When the female is fully in season and ready to accept the male, she and the male work this out themselves and there is nothing you can do to hasten the process, she will flirt with him, rub her cheek on the floor and then offer him her backside, holding her tail on one side. He will jump on her and grab the back of her neck with his teeth. This usually subdues her and she will submit. He then straddles her and proceeds to enter her from the rear. He breeds her quickly and, when penetration is achieved, she will let loose with a blood curdling shriek.
The wise male will hurry to remove himself from her proximity before she turns and strikes out at him with her claws. Once he is out of her reach, she proceeds to roll about on the floor for several minutes, making noises.
When she has finished rolling, she will sit up and clean herself thoroughly, preparing herself for a repeat performance.
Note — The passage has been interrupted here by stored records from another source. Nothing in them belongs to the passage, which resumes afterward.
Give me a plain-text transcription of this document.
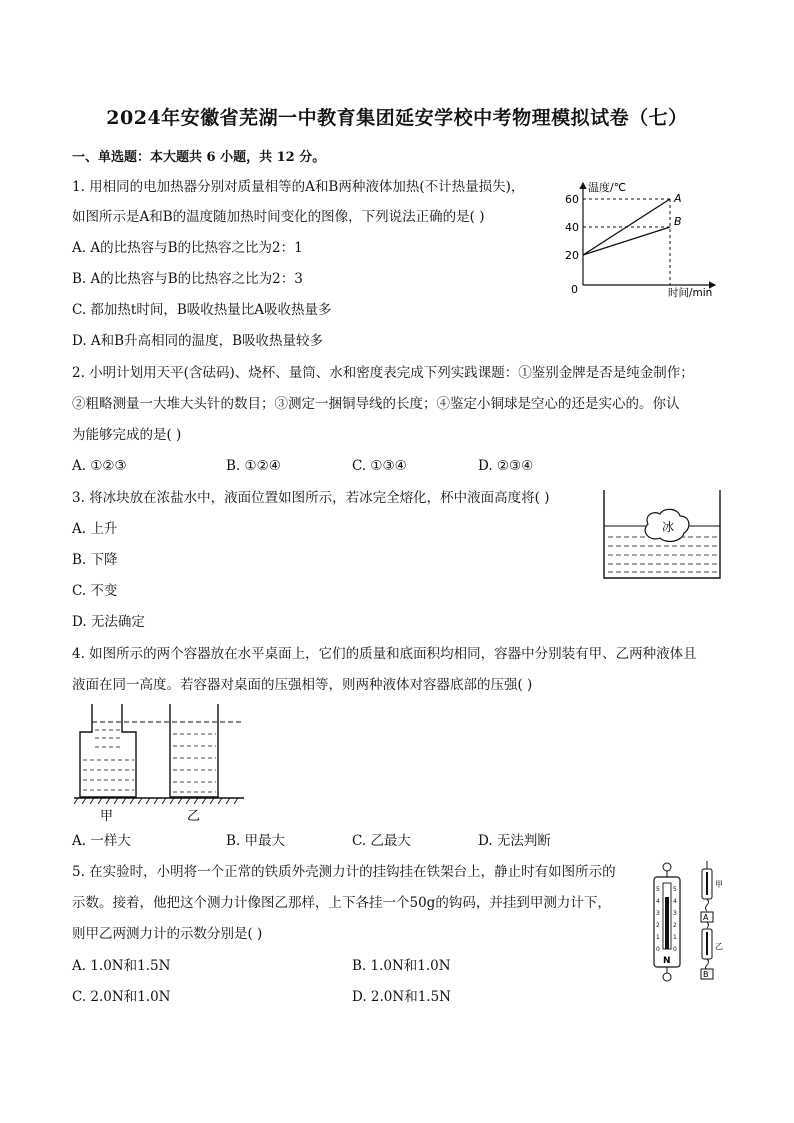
2024年安徽省芜湖一中教育集团延安学校中考物理模拟试卷（七）
一、单选题：本大题共 6 小题，共 12 分。
1. 用相同的电加热器分别对质量相等的A和B两种液体加热(不计热量损失)，
如图所示是A和B的温度随加热时间变化的图像，下列说法正确的是( )
A. A的比热容与B的比热容之比为2：1
B. A的比热容与B的比热容之比为2：3
C. 都加热t时间，B吸收热量比A吸收热量多
D. A和B升高相同的温度，B吸收热量较多
温度/℃
时间/min
60
40
20
0
A
B
2. 小明计划用天平(含砝码)、烧杯、量筒、水和密度表完成下列实践课题：①鉴别金牌是否是纯金制作；
②粗略测量一大堆大头针的数目；③测定一捆铜导线的长度；④鉴定小铜球是空心的还是实心的。你认
为能够完成的是( )
A. ①②③	B. ①②④	C. ①③④	D. ②③④
3. 将冰块放在浓盐水中，液面位置如图所示，若冰完全熔化，杯中液面高度将( )
A. 上升
B. 下降
C. 不变
D. 无法确定
冰
4. 如图所示的两个容器放在水平桌面上，它们的质量和底面积均相同，容器中分别装有甲、乙两种液体且
液面在同一高度。若容器对桌面的压强相等，则两种液体对容器底部的压强( )
甲	乙
A. 一样大	B. 甲最大	C. 乙最大	D. 无法判断
5. 在实验时，小明将一个正常的铁质外壳测力计的挂钩挂在铁架台上，静止时有如图所示的
示数。接着，他把这个测力计像图乙那样，上下各挂一个50g的钩码，并挂到甲测力计下，
则甲乙两测力计的示数分别是( )
A. 1.0N和1.5N	B. 1.0N和1.0N
C. 2.0N和1.0N	D. 2.0N和1.5N
5
4
3
2
1
0
5
4
3
2
1
0
N
甲
A
乙
B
Within about ten minutes, she is back at him again with her coy little noises, head rubbing and flirtatious ways.
He will again respond as before and the process repeats, complete with another shriek on her part. To achieve pregnancy, it is generally best to allow cats to mate over one or two days, although this will depend on the individual cats.
Whereas some males and females can be left together and enjoy each other's company, others will need to be separated as they can turn on each other and fight between mating. There is no truth to the notion that breeding your queen either early or late in her season will result in her having fewer kittens.
There is also no truth to the idea that you can dictate how many males and females she will have by breeding on a certain day of her season. The male determines the sex and the female determines the number of litter.
You might breed her in the middle of a heavy season, and she will conceive just one kitten. Or she might escape from her cage and have the male mate with her just once and she will conceive eight kittens. However, a litter will generally average three or four kittens.